I don't want AI making movies and taking creative jobs away from people but I would be fine with it doing my taxes like turbotax does.
I think our current experience and opinions about AI and its impact on information also has a lot to say about society as a whole: people are getting lazier, and they feel entitled to have the answers and benefits without working for them. And so, AI enters the picture.
Let's say I have a cat blog. I can take the time to get out my phone or camera and take videos of two cats playing, then splice together the good bits and create an edited product that I feel good about, and that represents actual cats playing. Or I can give AI a prompt and have it create a video of two cats playing based on some arbitrary thing that I tell it. And then I claim it's my work that's the part I object to.

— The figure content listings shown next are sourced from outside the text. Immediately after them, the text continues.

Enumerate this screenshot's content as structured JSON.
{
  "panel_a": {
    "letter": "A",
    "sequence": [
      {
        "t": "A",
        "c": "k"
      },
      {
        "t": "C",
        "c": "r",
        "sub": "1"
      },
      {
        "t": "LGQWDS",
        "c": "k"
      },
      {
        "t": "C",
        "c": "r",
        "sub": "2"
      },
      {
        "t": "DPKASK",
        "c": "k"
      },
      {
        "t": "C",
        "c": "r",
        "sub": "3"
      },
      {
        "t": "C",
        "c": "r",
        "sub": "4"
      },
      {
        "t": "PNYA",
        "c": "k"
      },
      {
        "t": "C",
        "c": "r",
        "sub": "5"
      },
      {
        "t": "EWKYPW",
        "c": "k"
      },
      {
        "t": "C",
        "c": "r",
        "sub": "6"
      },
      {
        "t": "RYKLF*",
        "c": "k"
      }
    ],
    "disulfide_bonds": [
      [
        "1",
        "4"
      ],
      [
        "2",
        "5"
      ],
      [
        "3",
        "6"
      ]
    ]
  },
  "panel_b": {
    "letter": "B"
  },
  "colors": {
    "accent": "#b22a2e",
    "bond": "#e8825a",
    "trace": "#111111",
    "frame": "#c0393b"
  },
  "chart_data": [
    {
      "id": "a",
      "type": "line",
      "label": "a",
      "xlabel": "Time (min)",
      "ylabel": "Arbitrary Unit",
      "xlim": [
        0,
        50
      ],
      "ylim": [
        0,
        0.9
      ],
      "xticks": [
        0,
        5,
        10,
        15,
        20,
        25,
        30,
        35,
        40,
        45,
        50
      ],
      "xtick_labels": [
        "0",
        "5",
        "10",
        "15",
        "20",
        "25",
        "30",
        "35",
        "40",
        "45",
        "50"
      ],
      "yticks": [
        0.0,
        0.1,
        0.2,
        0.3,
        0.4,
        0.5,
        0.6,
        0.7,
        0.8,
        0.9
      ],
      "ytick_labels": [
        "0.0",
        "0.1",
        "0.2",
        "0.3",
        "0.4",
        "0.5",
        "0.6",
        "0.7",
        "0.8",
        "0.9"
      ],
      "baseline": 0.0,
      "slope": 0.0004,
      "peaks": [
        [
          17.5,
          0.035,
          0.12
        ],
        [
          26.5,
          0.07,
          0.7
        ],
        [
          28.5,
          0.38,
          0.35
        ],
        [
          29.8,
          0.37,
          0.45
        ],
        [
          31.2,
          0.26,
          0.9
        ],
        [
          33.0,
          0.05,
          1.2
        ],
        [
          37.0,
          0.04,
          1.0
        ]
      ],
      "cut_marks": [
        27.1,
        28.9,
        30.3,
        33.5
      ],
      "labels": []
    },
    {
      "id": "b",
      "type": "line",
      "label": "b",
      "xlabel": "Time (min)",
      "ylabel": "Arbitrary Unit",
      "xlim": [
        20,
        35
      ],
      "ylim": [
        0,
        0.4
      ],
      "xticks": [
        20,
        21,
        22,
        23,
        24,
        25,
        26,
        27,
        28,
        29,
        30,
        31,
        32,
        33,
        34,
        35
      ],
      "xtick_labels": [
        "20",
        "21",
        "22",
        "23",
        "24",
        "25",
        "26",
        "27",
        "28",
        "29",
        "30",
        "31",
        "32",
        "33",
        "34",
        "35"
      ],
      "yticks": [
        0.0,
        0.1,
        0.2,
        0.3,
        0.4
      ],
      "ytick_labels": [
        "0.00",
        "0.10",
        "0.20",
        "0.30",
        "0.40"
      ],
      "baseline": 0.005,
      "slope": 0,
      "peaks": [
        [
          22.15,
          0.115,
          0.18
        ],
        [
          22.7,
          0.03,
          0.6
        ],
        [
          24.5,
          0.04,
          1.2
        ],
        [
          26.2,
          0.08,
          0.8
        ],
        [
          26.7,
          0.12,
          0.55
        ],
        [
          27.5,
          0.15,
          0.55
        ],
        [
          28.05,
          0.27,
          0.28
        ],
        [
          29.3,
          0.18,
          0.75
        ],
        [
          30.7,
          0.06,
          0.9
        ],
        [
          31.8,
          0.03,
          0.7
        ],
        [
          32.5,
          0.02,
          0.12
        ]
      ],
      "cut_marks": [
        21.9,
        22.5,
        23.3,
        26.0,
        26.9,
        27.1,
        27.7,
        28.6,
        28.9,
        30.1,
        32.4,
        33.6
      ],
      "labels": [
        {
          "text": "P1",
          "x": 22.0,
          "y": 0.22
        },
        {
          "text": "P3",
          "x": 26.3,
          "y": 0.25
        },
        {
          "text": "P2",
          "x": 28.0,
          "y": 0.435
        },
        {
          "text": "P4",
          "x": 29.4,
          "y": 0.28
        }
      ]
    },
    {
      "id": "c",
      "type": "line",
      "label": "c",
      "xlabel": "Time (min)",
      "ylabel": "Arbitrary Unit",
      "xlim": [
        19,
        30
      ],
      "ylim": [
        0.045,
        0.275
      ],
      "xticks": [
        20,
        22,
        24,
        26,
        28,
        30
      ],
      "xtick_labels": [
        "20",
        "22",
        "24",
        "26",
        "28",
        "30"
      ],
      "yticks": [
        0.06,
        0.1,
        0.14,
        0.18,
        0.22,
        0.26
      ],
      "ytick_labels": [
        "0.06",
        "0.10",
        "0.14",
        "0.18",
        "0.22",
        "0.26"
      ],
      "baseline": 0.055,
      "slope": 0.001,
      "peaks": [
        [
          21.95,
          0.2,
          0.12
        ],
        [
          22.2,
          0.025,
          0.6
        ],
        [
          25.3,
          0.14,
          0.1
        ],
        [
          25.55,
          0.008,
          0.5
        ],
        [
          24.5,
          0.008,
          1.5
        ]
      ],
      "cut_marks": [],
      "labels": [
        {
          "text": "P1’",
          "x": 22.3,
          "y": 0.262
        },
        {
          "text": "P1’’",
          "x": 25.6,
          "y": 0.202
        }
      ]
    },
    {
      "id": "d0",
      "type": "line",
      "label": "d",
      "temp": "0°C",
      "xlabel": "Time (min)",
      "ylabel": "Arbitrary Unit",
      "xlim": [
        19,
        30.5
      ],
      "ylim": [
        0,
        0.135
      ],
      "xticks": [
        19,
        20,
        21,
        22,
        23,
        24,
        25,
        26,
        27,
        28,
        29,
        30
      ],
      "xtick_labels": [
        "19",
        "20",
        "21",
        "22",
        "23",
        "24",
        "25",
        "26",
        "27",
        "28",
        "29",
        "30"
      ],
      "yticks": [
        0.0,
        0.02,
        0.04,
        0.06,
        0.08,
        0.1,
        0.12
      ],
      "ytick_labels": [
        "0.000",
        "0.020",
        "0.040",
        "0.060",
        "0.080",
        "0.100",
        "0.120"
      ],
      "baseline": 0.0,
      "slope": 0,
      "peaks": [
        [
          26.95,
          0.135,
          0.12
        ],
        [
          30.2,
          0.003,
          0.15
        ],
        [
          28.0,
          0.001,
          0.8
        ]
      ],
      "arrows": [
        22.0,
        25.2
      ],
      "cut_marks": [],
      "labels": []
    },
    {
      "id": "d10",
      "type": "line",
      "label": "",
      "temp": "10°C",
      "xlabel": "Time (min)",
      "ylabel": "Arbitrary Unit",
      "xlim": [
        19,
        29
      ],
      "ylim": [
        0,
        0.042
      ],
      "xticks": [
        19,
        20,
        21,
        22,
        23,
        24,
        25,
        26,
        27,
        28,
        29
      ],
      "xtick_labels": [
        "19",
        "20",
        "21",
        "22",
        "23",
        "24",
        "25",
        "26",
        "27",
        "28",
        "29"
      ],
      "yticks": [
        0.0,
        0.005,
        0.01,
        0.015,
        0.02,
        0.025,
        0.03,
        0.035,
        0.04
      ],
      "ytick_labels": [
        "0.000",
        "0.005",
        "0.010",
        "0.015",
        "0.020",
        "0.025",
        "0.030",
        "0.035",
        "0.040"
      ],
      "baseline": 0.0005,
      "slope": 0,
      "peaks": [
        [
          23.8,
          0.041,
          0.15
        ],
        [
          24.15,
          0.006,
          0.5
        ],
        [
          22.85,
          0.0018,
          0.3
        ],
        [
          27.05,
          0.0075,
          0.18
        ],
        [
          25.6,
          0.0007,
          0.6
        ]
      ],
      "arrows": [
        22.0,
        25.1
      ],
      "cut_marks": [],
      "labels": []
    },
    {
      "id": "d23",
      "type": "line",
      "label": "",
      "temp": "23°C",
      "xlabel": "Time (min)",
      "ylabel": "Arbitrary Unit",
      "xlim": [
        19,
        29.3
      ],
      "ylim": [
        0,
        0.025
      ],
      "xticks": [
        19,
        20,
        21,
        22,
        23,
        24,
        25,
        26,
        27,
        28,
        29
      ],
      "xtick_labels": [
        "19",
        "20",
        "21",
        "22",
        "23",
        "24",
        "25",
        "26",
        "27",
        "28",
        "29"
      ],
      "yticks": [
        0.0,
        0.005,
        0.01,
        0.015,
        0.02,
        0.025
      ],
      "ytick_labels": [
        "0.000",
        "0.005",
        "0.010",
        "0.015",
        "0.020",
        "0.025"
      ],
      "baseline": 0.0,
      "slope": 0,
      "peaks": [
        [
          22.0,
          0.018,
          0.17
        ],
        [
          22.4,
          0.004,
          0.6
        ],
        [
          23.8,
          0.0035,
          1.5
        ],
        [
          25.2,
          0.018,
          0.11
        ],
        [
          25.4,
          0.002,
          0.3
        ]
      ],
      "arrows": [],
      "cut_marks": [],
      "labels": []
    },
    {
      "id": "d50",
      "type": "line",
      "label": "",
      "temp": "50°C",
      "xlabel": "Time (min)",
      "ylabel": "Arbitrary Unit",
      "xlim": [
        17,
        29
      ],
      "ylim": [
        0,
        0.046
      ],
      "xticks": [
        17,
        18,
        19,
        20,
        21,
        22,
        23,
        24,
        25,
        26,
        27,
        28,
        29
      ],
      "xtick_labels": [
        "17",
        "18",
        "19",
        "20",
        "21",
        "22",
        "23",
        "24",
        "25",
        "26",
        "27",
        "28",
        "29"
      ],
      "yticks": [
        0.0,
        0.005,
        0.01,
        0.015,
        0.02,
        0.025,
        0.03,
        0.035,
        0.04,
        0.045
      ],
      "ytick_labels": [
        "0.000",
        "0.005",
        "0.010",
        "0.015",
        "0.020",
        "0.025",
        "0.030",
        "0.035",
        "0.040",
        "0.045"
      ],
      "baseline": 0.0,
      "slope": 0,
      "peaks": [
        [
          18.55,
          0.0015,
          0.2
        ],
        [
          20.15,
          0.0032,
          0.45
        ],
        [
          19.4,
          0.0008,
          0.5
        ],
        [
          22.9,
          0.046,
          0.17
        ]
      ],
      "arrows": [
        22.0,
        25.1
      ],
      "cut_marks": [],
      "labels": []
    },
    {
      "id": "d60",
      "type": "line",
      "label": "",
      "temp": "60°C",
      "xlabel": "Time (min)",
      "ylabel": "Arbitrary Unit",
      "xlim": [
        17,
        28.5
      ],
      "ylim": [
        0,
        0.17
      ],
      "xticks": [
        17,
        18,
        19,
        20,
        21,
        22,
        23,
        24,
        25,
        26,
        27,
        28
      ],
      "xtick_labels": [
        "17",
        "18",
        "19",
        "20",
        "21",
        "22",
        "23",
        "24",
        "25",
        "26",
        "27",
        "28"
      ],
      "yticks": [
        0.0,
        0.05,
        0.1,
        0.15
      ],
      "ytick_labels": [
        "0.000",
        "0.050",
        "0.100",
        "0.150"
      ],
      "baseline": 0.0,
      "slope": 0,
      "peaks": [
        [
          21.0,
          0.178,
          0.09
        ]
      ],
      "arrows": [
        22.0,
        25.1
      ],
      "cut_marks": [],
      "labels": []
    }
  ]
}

Sadly, an AI generated video called "you've never seen two cats do this!" is more likely to get lots of page views then my genuine video of "my cats playing look how cute they are!" And sadly — part two — we live in a world where popularity has become more important than authenticity, and short-term gratification outweighs long-term value.
I think some of the willingness to offload thinking to AI is that most people are just plain exhausted. Folks are working to much, distracted to much, and even thinkings about stuff like, what to make for dinner is exhausting.
The need for clickbait tittles in most algorithms makes me mad. It means that folks need to use misleading tittles to get any attention.